DMADV
Personalize This
Get insights for your role
DMADV is the five-phase Design for Six Sigma methodology: Define, Measure, Analyze, Design, and Verify for creating new products or processes.

Definition
DMADV (Define, Measure, Analyze, Design, Verify) is the primary methodology used in Design for Six Sigma (DFSS) for creating new products, services, or processes. Unlike DMAIC which improves existing processes, DMADV guides the design of something new from concept to validated launch. Each phase builds on the previous: Define customer requirements, Measure and quantify those requirements, Analyze design options, Design the optimal solution, and Verify performance meets requirements.
Examples
A medical device company used DMADV for a new insulin pump. Define: patient and regulatory requirements. Measure: CTQs for accuracy, ease of use, reliability. Analyze: competing design concepts evaluated against CTQs.
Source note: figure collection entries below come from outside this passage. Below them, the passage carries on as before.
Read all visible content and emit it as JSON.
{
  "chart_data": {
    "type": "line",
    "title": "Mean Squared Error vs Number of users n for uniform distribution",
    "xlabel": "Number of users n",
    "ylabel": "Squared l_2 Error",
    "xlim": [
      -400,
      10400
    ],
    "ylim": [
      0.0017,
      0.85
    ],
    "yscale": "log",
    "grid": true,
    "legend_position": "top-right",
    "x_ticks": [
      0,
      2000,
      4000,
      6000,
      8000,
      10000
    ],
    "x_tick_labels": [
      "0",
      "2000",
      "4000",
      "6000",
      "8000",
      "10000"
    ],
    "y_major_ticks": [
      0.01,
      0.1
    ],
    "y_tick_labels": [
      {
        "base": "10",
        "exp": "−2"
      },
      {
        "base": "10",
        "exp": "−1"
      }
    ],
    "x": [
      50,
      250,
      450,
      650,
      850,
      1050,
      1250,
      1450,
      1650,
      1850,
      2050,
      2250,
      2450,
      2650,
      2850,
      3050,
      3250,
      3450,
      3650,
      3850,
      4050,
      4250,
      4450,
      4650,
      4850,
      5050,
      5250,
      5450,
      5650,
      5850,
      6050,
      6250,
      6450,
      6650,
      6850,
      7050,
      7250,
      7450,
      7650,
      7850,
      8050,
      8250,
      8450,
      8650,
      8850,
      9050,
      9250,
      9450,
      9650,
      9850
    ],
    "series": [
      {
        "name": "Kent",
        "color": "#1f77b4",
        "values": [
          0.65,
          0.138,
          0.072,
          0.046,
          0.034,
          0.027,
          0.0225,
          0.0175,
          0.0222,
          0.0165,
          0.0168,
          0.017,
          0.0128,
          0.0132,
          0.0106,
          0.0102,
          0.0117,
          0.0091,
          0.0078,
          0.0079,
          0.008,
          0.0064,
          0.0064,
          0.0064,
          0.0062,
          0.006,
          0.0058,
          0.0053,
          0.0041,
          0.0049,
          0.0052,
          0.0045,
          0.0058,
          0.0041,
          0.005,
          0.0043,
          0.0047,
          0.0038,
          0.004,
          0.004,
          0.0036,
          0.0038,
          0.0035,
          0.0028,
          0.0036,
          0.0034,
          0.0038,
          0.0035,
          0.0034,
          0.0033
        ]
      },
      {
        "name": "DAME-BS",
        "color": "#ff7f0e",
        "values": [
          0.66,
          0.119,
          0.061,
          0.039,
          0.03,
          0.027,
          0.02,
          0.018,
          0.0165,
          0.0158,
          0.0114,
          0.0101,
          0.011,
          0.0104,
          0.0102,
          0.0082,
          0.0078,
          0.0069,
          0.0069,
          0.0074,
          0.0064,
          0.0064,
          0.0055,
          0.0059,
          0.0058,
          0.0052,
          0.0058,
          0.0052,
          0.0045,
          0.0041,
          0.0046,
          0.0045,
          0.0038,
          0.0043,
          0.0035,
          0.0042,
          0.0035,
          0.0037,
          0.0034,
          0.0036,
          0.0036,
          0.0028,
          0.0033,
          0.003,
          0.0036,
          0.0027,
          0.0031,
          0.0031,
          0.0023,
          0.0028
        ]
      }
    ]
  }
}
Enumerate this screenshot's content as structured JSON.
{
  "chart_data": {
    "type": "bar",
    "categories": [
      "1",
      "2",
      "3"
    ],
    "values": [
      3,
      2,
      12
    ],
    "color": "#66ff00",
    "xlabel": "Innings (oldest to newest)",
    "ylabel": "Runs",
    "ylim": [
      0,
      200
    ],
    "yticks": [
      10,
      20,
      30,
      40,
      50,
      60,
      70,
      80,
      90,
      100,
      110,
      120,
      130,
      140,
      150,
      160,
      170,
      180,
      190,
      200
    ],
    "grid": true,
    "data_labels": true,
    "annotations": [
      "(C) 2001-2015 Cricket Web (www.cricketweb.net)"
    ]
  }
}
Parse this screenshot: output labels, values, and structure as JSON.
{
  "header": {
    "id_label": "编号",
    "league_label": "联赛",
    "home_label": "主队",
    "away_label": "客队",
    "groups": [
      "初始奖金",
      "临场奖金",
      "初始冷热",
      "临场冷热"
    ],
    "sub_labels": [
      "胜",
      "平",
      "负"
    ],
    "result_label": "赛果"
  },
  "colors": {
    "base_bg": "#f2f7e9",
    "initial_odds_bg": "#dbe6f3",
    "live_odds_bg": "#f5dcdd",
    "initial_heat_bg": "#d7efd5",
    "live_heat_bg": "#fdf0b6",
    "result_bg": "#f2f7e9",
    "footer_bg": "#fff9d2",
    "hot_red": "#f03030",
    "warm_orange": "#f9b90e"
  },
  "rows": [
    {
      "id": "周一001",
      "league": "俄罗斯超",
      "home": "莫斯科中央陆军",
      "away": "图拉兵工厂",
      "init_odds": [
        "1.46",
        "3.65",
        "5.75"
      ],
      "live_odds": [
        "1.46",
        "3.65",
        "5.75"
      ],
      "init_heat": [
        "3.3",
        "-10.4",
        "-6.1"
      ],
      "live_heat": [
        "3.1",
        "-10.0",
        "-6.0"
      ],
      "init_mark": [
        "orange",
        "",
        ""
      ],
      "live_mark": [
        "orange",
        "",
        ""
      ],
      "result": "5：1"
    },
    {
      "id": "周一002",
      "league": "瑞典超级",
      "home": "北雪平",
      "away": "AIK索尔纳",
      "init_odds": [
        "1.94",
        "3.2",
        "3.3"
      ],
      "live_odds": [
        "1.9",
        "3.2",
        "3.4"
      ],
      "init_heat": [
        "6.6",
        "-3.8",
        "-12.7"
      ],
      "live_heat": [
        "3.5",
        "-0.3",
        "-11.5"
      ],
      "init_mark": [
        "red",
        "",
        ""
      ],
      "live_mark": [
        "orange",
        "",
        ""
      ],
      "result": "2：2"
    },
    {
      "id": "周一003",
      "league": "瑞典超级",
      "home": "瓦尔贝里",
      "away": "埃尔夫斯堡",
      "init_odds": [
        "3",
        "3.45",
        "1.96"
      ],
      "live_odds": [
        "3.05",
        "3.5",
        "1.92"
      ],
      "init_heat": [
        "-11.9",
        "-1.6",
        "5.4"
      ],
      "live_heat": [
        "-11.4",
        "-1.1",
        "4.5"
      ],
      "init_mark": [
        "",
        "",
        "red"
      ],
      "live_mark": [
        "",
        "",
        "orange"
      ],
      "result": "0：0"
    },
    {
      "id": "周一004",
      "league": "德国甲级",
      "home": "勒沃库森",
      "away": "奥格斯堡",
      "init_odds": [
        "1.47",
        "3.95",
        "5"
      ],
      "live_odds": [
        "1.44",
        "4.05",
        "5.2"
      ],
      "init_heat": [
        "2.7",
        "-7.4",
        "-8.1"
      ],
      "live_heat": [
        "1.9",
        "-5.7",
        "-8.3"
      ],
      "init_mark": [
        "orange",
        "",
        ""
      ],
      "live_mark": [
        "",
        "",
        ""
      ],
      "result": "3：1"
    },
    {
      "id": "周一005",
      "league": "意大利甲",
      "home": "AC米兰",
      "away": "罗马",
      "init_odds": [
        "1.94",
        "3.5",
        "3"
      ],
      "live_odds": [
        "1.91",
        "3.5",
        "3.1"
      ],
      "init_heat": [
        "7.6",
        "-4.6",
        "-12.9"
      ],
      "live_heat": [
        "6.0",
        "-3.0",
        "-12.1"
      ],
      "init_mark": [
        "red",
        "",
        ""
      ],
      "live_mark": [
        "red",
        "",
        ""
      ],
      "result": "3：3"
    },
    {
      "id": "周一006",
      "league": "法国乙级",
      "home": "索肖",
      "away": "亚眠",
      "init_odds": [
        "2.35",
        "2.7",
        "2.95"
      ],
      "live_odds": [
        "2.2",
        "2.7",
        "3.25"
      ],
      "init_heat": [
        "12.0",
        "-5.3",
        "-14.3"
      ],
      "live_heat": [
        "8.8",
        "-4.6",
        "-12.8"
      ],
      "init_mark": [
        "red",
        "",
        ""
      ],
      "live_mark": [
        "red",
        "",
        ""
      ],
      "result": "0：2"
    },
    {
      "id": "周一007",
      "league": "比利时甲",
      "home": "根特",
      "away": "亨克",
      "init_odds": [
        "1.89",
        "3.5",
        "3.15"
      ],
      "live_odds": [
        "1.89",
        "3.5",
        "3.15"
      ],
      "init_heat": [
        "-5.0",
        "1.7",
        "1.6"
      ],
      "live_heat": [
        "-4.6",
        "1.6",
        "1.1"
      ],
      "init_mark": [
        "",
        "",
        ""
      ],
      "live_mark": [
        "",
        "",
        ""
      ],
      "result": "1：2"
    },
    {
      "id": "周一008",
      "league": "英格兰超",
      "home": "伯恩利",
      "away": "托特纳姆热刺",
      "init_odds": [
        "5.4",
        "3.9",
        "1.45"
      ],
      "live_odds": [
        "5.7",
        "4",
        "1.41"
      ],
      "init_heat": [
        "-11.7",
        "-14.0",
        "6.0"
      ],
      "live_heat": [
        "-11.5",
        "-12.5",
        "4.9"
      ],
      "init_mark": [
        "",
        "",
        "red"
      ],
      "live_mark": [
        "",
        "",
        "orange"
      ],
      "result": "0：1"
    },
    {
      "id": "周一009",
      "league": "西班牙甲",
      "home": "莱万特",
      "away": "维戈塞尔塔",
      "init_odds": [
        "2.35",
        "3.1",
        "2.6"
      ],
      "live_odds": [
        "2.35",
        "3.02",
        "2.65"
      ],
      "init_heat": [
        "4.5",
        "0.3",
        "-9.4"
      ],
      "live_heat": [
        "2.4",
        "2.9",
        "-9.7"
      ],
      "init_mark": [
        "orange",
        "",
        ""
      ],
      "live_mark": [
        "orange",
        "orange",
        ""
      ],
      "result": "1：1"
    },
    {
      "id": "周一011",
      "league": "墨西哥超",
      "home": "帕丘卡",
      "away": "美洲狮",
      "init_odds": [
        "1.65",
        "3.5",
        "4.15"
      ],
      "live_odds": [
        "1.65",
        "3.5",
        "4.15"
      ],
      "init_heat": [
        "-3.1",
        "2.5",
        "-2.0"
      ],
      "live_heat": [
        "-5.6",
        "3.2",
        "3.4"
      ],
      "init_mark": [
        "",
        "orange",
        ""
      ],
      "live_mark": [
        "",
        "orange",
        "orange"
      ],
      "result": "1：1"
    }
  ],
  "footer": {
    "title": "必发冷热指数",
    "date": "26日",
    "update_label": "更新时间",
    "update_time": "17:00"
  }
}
Design: selected concept optimized through tolerance analysis and FMEA. Verify: clinical trials confirmed performance met all requirements.
Key Points
- Define: Identify customer requirements and project goals
- Measure: Translate requirements into measurable CTQs with specifications
- Analyze: Evaluate design alternatives against requirements
- Design: Develop and optimize the selected solution
- Verify: Confirm design meets requirements through testing and pilots
Common Misconceptions
DMADV is just DMAIC with different names. While the acronyms share letters, the activities differ substantially. DMADV's Design phase creates new solutions; DMAIC's Improve phase modifies existing ones. The toolsets and outputs differ accordingly.
Analyze means the same thing in both methodologies. In DMAIC, Analyze identifies root causes of problems. In DMADV, Analyze evaluates design options and identifies the best concept. Same word, different focus.